Aber was passiert heute, mit der europäischen, der deutschen Kultur? Auch hier wird die Vergangenheit nicht nur dämonisiert, sondern ausgelöscht.* Denn es ist die Sprache, die die geistige Landschaft - als Speichermedium höhere bzw. tiefere humane Weisheit, die jedes zeitgenössische Flackern überstehen würde - eines Sprach- und damit Kulturraumes sammelt und weitergibt. Die willkürliche Veränderung der Sprache kann nur als Verbrechen am Geist bezeichnet werden, die Folgen sind dramatisch und um Dimensionen größer, als sich die Spatzengehirne der Gegenwart vorstellen können. (Weißgerber zieht im Fall der Zerstörung der Muttersprache durch die offiziell verordnete Sprache, die Linien bis zu einem unausbleiblichen, zwangsweise unbewußt bleibenden, aber umso brutaleren, weil ontologisch befeuerten Konflikt Staat vs. Volk. Mit anderen Worten: Die Laternenmasten werden nicht ausreichen ...)

Aber immerhin ist davon auszugehen, so Tichy ironisch, daß diese Büchervernichtung ökologisch einwandfrei und CO2-neutral in einer Anlage passierte, die nach dem Gesetz für Erneuerbare Energien subventioniert und betrieben wird. Denn dann ist ja alles wieder im Lot.


FAHRENHEIT 451 - Ein Film (1966) von Francois Truffault





*Der VdZ rechnet schon seit vielen Jahren mit solchen Auswüchsen, in denen er öffentlichen Bibliotheken - abgesehen vom schwierigen Zugang - gleichermaßen nicht nachhaltig genug traut. Auch wenn seine finanziellen Mittel sehr beschränkt sind, so ist das Bemühen, unsere Kultur wenigstens rekonstruierbar zu halten (wozu man sie zuerst einmal ja verstehen muß), wesentliches Motiv für den immer weiteren Ausbau seiner Bibliothek, vorwiegend aus antiquarischen Beständen. Aber man müßte diesen Rat gleichermaßen jeder Familie geben: sich einen Arzneischrank einzurichten, der die Medizin für schwerste Erkrankungen des Geistes enthält, auf die wir unaufhaltsam zusteuern. Fahrenheit 451 (mit Oscar Werner in der Hauptrolle) war das, was Kunst eben kann weil ist: aus der Gegenwart, deren Erbsen unter allen Matratzen der Künstler spürt, erahnen, was auf uns zukommt.
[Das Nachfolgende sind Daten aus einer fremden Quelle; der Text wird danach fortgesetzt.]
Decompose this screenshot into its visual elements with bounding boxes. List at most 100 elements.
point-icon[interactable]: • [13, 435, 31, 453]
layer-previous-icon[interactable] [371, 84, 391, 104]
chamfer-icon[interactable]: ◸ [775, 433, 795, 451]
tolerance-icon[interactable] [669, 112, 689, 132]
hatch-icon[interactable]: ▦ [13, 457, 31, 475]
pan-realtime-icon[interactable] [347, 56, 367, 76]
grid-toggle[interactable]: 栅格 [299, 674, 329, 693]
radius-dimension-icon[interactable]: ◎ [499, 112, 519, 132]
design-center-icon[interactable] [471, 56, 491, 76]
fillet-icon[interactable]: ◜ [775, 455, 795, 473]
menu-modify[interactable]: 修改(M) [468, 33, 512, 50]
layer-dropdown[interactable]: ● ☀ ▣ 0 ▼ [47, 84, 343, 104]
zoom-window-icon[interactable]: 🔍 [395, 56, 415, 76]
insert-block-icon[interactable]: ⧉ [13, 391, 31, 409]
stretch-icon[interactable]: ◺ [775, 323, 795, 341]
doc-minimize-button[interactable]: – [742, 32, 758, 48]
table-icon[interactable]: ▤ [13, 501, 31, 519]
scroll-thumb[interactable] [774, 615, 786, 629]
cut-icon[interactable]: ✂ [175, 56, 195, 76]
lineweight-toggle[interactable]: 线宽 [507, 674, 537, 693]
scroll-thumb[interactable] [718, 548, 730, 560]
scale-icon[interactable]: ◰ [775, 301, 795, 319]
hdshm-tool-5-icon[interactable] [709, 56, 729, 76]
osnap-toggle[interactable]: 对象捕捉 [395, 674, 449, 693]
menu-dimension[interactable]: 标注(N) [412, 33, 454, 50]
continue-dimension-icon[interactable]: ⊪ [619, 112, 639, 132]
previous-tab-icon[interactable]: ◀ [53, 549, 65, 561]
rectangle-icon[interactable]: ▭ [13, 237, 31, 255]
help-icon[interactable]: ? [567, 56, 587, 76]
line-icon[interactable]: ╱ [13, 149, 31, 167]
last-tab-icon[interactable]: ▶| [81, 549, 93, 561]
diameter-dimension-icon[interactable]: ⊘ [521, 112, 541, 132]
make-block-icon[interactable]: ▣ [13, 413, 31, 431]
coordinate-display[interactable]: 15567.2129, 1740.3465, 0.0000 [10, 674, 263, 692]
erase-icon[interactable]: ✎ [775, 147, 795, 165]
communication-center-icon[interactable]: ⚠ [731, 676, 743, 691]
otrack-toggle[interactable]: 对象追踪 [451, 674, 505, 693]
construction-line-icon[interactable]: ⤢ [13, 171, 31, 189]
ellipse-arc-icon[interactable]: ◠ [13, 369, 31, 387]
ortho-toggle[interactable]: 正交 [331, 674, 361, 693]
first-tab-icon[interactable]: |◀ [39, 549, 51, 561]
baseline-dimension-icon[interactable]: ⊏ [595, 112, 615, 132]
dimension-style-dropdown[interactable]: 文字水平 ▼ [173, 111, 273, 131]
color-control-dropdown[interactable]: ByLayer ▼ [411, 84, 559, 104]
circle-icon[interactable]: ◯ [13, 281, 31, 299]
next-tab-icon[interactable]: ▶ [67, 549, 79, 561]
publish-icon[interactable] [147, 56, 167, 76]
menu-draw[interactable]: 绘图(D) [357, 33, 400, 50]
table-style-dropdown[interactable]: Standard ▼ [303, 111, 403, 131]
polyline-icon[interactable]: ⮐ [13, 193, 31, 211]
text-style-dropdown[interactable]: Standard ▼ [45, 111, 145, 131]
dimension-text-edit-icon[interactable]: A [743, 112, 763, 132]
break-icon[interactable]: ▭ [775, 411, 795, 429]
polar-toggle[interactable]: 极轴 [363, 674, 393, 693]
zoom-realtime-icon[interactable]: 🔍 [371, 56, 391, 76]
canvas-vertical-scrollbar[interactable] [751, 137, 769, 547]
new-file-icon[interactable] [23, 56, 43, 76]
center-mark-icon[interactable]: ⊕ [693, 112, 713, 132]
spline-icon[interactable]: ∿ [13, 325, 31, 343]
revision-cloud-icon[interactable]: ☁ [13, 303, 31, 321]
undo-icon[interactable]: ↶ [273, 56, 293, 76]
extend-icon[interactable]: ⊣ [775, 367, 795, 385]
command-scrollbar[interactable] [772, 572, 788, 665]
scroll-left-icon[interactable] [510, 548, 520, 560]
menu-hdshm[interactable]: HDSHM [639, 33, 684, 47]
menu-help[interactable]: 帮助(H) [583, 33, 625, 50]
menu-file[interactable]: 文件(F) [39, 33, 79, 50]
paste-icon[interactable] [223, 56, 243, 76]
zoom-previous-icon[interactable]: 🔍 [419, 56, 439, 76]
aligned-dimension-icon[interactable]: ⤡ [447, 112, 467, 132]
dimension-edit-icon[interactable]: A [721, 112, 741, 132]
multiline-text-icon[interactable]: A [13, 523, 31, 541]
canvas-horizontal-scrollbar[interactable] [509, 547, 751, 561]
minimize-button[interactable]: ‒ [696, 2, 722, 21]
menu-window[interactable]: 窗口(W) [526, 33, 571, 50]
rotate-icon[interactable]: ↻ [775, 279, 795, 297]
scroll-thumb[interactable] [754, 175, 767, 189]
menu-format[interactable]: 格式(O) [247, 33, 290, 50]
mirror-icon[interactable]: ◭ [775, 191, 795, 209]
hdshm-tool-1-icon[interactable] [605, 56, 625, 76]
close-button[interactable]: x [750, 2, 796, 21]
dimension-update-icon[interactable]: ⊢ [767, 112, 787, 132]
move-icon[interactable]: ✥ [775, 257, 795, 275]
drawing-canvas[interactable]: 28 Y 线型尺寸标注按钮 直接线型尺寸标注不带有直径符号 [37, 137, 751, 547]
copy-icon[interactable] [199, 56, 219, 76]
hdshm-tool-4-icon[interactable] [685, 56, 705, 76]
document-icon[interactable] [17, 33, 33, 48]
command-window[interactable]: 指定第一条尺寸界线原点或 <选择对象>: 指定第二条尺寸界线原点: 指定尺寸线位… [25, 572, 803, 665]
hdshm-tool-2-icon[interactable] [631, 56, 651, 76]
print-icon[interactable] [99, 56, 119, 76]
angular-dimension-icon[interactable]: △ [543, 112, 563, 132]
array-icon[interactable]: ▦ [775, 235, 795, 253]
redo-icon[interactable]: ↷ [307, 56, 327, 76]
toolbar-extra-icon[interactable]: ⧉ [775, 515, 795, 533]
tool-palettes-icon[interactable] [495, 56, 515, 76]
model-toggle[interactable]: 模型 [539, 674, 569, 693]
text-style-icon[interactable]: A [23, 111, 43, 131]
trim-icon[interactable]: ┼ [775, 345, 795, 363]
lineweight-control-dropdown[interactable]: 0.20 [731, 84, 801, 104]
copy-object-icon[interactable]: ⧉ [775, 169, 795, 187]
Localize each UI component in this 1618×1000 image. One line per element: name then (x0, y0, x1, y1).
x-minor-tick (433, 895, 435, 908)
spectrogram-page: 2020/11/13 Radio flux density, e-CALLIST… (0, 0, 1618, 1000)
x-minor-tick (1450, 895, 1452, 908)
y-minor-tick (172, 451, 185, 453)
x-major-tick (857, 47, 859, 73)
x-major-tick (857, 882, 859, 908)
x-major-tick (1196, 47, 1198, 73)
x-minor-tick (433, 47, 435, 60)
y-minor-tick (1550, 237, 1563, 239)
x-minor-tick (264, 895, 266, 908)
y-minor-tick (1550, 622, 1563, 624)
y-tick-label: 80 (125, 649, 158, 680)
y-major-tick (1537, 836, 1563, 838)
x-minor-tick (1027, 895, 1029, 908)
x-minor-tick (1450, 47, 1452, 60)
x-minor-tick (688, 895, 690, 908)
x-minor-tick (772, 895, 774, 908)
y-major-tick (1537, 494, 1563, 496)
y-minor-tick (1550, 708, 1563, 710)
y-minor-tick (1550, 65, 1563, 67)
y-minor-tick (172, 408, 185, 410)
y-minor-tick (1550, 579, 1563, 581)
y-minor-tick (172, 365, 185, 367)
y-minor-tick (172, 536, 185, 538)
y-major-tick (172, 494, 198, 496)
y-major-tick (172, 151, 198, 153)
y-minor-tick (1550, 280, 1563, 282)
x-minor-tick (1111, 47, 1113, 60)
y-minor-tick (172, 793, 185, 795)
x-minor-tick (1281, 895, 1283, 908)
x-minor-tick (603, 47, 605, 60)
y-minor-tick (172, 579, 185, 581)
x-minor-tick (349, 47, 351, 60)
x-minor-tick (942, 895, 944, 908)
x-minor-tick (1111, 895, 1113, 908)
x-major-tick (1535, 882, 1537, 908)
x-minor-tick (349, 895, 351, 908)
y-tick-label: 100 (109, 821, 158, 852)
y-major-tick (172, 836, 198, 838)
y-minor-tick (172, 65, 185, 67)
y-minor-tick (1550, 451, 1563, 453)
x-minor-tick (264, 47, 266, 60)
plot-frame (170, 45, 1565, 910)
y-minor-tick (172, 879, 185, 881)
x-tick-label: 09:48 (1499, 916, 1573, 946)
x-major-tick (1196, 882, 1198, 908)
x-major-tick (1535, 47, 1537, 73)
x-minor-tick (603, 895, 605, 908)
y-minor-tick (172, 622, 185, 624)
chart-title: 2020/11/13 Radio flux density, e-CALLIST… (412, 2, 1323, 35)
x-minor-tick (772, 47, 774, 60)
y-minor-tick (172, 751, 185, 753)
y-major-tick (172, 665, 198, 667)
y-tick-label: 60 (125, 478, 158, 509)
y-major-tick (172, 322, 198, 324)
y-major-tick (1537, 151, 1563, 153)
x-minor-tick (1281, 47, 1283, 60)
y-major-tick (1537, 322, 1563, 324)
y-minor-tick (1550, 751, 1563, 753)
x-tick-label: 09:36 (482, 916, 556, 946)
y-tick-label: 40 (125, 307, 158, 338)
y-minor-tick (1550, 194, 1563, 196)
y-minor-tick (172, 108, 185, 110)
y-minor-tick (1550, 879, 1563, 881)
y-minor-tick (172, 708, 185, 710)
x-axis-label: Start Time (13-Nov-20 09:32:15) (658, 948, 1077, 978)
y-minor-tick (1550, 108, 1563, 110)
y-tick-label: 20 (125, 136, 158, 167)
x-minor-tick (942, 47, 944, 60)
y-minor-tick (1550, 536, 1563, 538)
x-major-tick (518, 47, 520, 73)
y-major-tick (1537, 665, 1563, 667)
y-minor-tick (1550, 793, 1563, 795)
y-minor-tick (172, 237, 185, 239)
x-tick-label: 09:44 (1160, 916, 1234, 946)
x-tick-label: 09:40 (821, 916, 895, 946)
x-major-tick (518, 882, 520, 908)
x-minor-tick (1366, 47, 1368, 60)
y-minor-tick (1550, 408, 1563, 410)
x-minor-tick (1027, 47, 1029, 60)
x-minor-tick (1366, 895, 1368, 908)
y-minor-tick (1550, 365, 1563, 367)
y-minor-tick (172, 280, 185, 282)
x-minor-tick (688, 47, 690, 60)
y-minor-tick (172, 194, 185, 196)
Zum Feind des Totalitarismus wird, wer die eigene Vergangenheit noch lebendig (weil nur so Gegenwart) hat und damit wie ein Virus, der jederzeit ausbrechen kann, weiterträgt. Der Witz dabei ist, daß dieselbe totalitäre Richtung, die das im Film Gezeigte bewirkt, eben diesen Film als Argument für ihren Totalitarismus benützt. Das geht, man muß ihn nur ein wenig umdeuten, und das vergegenständlichte Feindbild verabsolutieren.